I have heard about bidirectional RNN LSTM units (endcoders-decoders), but my question is - is there bidirectional neural machine translation, that uses A->B weights for the translation in the opposite direction B->A? If not, then what are the obstacles to such system?
1 Answer
Bidirectional Mapping of Arbitrary Functions
Interchange between what properties are considered labels and what properties are considered features can support bidirectional map learning.
Unidirectional training represents the objective of functional approximation $f_p$ in terms of features $\mathcal{X}$ and labels $\mathcal{Y}$ through convergence of parameters $p$, ideally toward an accurate and reliable approximation.
$$ \mathcal{Y} \Leftarrow f_p(\mathcal{X}) $$
Because only a small proportion of arbitrary functions are monotonic (have only one value in the domain for any given value in the range), the existence of an inversion of $f_p$ is unlikely. This is certainly true of natural language processing functions. This fact will be further illuminated below.
Bidirectional training of a non-monotonic translation function $f_p$ and a reverse translation $g_p$ can be represented as two adjacent training objectives.
$$ \mathcal{Y} \Leftarrow f_p(\mathcal{X}) $$ $$ g_q(\mathcal{Y}) \Rightarrow \mathcal{X} $$
Function $g_q$ is not a guaranteed inversion of $f_p$ and may rarely be. Parameters resulting from convergence $q$ may not be derivable from parameters resulting from convergence $p$ or vice versa either.
Temporal Bidirectionality to Minimize Round Trip Inaccuracy
For reasons further illuminated below, temporal bidirectionality may be important in some use cases. For this reason, use two B-LSTM networks.
There may be some efficiency gains by training both B-LSTM networks in the same training phase, especially if more than one host, GPU, parallel signal processor, or AI accelerator is available at training time. The same is true of test and validation.
The ontology of network types is as follows.
- RNNs (recurrent artificial networks) are a stateful extension of MLPs (multi-layer perceptrons).
- LSTM (long short term memory) networks are an extension of RNNs, and use gating within each cell to adaptively regulate retention of state and its dissipation.
- B-LSTMs provide bidirectionality in the temporal direction, which allows more variety in what causality and reactance can be modeled.
Importance of Contemporary Concepts in Linguistics
Since the natural-language-processing tag was included with the posting of the question and the term, "Machine translation," was mentioned, it appears that bidirectional natural language translation using AI is the project goal. If that is the case, a contemporary linguist's understanding of words sequences in text and the sequence of phonetic elements in speech will help with developing an effective solution using AI. An engineer should be aware of the interplay between expectations placed on project results and technical feasibility at the current state of NLP technology.
Human translation experts rely on cognition to accurately represent text that may contain cultural references, analogies, colloquialisms, and other literary or oratory devices.
Because of rhyme, alliteration, cadence and other phonetic devices, prose and poetry may not have an equivalent in the target language.
Linguistic elements are not strictly words.

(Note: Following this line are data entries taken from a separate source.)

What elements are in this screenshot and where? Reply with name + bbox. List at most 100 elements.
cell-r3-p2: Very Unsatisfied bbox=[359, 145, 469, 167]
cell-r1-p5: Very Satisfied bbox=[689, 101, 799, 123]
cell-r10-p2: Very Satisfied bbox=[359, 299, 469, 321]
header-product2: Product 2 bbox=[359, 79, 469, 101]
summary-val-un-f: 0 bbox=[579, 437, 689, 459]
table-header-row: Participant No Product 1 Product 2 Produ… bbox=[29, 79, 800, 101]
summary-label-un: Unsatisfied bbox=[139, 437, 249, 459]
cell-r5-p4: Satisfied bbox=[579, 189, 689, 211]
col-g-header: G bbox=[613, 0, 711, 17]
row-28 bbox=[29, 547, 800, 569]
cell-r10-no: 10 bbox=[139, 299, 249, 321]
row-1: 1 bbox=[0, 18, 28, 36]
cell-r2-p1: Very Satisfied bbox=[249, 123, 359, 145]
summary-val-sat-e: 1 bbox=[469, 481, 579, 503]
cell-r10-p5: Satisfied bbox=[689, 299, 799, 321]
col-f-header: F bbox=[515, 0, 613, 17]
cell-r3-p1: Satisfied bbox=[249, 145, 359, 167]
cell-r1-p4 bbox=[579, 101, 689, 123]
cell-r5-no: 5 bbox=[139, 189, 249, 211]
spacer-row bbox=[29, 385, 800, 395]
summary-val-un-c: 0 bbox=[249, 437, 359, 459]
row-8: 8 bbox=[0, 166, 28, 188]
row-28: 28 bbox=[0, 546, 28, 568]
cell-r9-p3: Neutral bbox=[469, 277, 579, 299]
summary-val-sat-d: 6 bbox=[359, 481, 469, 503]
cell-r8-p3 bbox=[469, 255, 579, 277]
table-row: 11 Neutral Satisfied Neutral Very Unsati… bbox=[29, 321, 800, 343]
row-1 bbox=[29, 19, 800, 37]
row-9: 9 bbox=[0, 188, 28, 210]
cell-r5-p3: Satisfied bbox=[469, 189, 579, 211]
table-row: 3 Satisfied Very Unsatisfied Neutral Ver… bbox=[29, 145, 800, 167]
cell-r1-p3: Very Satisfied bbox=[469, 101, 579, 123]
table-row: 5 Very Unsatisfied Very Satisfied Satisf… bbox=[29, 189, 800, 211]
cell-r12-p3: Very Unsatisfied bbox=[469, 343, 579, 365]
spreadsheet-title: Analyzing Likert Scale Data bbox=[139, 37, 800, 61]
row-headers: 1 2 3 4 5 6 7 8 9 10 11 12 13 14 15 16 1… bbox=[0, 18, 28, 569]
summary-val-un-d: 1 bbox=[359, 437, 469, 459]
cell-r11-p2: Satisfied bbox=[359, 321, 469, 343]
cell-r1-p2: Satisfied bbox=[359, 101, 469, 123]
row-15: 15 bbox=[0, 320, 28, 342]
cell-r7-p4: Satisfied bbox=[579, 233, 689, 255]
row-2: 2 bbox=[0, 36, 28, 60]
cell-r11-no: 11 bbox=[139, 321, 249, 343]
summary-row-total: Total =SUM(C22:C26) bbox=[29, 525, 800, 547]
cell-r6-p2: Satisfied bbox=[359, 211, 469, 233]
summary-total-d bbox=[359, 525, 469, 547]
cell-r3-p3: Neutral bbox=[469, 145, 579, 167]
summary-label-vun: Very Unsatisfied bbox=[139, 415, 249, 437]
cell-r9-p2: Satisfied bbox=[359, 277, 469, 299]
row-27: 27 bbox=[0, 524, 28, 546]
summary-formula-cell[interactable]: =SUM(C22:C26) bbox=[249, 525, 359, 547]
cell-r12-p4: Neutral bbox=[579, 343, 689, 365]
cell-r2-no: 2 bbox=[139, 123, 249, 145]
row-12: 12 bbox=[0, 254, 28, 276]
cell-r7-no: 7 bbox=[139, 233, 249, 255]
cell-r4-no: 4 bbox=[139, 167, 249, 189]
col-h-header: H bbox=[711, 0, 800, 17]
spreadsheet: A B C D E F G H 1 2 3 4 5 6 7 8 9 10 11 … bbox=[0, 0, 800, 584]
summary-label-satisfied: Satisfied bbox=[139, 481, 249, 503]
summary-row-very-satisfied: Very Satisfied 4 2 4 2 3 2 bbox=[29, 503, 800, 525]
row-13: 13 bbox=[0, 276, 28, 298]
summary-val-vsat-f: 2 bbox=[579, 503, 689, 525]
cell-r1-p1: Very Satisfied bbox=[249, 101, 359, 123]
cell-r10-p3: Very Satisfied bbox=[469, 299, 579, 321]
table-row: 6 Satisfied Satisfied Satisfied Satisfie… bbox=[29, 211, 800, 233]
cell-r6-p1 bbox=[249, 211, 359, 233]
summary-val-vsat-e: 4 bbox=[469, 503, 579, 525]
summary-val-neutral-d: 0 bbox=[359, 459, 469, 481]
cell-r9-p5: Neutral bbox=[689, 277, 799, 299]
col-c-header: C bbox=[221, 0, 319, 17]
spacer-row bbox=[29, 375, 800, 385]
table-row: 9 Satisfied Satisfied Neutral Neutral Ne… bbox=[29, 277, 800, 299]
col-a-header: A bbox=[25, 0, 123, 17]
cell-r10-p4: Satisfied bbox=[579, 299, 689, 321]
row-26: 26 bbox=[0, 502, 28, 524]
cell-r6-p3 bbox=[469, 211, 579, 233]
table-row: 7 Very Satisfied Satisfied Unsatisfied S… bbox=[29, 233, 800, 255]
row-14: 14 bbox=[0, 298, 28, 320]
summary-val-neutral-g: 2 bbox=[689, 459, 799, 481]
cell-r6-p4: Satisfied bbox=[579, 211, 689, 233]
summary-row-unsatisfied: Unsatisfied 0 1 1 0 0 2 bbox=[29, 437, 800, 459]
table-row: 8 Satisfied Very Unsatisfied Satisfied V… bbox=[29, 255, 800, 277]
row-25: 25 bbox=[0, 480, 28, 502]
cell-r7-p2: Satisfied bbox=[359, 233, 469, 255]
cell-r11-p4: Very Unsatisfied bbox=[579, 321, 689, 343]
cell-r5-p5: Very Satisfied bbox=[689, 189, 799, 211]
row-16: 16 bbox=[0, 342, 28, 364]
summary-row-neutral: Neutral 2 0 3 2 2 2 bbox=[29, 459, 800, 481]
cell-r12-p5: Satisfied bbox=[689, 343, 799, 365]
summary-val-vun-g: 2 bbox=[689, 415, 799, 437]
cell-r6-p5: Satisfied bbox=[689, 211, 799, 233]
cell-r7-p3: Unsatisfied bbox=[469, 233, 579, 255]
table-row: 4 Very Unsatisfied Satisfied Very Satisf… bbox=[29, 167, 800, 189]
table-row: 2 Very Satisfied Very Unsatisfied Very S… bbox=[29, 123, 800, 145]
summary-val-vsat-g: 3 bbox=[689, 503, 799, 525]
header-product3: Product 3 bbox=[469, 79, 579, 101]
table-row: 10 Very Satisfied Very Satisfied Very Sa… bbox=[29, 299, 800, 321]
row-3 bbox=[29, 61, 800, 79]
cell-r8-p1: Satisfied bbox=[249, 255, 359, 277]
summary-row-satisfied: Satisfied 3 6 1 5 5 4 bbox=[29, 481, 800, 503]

A single word may have multiple linguistic elements because of tenses, plurality, gender, prefixes, suffixes, and other modifiers. For example, "Multicolored," is an adjective made up of three linguistic elements: {"multi-", "color", "-ed"}. A single idea is sometimes represented as multiple words, the individual meanings and juxtaposition of which does not imply the meaning of the word group. For example, "I don't wish to hitch my apple-cart to that wobbly wagon," has nothing to do with apples, carts, mechanical stability, or wagons.
The translation $\mathcal{A} \Rightarrow \mathcal{B} \Rightarrow \mathcal{C}$ may not lead to $\mathcal{A} = \mathcal{C}$.
When a series of linguistic elements are communicated, the semantics represented are not often a series. For instance, "Flying birds can also jump," is equivalent to, "If a bird is able to fly, it can jump." This works in natural language because the associations and modifying aspects between linguistic elements is a semantic network that correlates with a cognitive ontology. The serialization of this network and its reconstitution in another mind cannot be formalized in a way that eliminates all ambiguity. Communication $\mathcal{K}_o \Rightarrow \mathcal{L} \Rightarrow \mathcal{K}_r$, where $\mathcal{K}$ are cognitions at originating intelligence $o$ and target intelligence $t$ respectively and $\mathcal{L}$ is a language expression in between, may not lead to $\mathcal{K}_t = \mathcal{K}_o$.
For the above reasons, formal grammar has been discarded as a set of principles that can facilitate NLP. Humans neither write nor speak in conformance with any formal grammar on a regular basis.
Expected Dominance of Recursive Network Technology
For this reason, LSTM networks may not be the direction of NLP technology development. Recursive network designs (often using RNN as an acronym but referring to a distinct subset of recurrent networks) can train semantic network models based on serial streams of linguistic elements. That appears to bear closest resemblance to language centers in the human mind, and may emerge as a dominant NLP component in emerging AI systems.